İlgili kurumdaki bazı kişilerden bilgilendirildiği anlaşılan ancak kendisine sunulanları bile anlamaktan aciz kişilerin yazdıklarıyla iş bazı kurum ve kuruluşlara çamur atmaya dönüşmüş durumda..

Konunun bizi ilgilendiren tarafı 500 civarındaki uydu tv leri arasında RTÜK tarafından sürekli izlemeye alınıp, özel nedenlerle (Bu özel nedenleri zamanı geldiğince yazacağım) sık sık ceza kesilen televizyonumuz Kaçkar Karadeniz Tv adlı kuruluşumuzun da kaçak yayın yapan televizyonlar arasında gösterilmiş olması..

Televizyonumuz karasal ve uydu lisanslı bir televizyon olup, yasalara uygun olarak yayınını değişime uğratmadan birden çok frekanstan yapmaktadır. (Birden fazla frekanstan yayın yapmanın değil, aynı logo ve lisansla farklı yayın yapmanın yasa dışı olduğunu bilmeyenlere bunu hatırlatmakta yarar var.) Birçok gazete ve internet sayfasında yer alan, sapla samanın karıştırıldığı bu haberlere göre isimleri belirtilmiş olan televizyonlar birçok yerden kanunsuz şekilde yayın yapıyorlar,içerikleri denetlenemiyor ve cezaya uğramıyorlar. 

Bu haberleri yapanların RTÜK sayfasında yer alan "uydu yayın lisanslı tv ler" bölümüne dahi bakmamış olmaları konudan ne kadar habersiz oldukları ve yazılanların kasıtlı yazılmış, sipariş şeyler olduğunun açık göstergesi..

Öncelikle belirtmeliyim ki, Türksat üzerinden uydu yayını bu konuda koordineli çalışan RTÜK ve TÜRKSAT'ın iznine tabi olarak yapılmaktadır. Eğer bu iki kurum/kuruluş kaçak olarak nitelendirilen yayınlara izin vermemiş olsa bu yayınların TÜRKSAT uydusu üzerinden izleyicilere ulaşma imkanı yoktur.
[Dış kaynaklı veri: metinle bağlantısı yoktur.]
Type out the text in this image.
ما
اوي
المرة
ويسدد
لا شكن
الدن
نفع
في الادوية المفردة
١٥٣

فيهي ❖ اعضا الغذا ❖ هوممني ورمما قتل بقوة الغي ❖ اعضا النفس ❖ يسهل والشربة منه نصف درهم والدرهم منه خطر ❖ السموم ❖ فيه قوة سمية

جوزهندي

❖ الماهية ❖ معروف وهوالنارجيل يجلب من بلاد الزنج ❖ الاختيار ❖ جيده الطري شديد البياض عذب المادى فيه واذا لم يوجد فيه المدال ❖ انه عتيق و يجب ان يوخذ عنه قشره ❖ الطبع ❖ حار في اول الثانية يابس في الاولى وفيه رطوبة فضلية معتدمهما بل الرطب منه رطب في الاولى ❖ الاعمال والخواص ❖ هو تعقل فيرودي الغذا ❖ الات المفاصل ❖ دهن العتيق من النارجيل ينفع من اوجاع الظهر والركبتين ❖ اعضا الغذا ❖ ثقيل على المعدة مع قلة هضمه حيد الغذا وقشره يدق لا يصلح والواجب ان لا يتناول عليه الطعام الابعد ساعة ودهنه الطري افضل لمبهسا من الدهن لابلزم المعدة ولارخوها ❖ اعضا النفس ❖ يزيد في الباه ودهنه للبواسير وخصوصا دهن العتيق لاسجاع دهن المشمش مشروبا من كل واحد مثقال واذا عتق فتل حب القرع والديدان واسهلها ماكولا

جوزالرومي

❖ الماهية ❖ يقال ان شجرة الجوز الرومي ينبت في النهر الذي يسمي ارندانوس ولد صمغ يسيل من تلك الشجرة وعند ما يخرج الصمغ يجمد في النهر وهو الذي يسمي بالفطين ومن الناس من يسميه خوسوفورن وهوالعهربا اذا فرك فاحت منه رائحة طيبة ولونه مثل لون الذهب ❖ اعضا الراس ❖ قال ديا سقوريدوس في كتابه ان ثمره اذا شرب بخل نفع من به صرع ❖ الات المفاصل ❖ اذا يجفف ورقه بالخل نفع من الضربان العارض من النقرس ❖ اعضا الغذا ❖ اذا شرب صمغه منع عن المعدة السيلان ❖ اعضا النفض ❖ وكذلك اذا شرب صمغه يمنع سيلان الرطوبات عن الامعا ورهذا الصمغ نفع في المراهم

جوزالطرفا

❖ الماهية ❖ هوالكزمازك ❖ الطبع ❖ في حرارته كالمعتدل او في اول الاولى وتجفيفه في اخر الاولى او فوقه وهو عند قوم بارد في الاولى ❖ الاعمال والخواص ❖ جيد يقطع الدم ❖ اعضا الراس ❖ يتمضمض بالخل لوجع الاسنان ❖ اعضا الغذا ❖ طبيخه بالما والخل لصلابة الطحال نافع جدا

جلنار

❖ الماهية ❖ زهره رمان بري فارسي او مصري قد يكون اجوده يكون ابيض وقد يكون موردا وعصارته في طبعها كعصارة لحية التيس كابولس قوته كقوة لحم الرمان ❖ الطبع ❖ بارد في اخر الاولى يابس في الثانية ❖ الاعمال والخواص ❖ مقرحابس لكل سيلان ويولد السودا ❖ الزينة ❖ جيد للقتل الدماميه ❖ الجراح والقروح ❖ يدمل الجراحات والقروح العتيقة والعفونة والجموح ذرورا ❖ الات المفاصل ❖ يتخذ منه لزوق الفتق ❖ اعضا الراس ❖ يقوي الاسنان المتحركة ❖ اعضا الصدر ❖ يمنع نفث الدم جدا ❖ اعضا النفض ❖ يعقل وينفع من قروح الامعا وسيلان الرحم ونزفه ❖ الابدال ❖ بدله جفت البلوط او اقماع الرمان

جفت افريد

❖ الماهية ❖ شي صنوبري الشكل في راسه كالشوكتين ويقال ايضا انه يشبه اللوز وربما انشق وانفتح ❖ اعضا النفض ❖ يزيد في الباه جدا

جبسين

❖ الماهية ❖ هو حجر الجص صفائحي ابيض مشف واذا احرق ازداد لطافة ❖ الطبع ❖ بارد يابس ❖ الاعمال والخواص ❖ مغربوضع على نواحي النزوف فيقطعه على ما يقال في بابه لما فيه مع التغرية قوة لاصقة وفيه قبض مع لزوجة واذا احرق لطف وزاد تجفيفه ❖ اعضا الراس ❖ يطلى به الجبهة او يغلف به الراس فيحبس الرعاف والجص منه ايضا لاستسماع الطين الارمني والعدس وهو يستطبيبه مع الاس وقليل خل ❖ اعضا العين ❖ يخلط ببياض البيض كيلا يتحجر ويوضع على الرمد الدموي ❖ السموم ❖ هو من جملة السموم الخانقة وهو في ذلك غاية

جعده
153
Bu durumda ya TÜRKSAT ya da RTÜK veya her ikisi görevini yerine getirmemektedir.

Yazılanlara bakıldığında kimilerinin topun ağzına RTÜK'ü sürdüğü, kimilerinin de TÜRKSAT'ı sorumlu göstermeye çalıştığı anlaşılmaktadır. 

Oysa işin aslı hiç de böyle değildir. Bugün ortaya çıkan durumlar yeni olmayıp, 8TÜRKSAT ve RTÜK üzerinden RTÜK (ve Yabancı) lisanssız yayınlar) Davut Dursun döneminde ayyuka çıkmış ve nasıl olmuşsa TÜRKSAT bu yayınları uyduya çıkarmakta beis görmemiştir! Bugün iddia edilenler o dönemlerden bugüne sarkmış, sonradan ortaya çıkan kimi şaibeli ilişkilerin bir sonucu var olmuş sorunlardır.

Eğer bugün RTÜK ve TÜRKSAT üzerinden yayınlarla ilgili ciddi ithamlar yapılıyorsa bilinmeli ki bunların müsebbipleri Davut Dursun dönemindeki RTÜK ilgilileri ve TÜRKSAT'ın o dönem yöneticileridir.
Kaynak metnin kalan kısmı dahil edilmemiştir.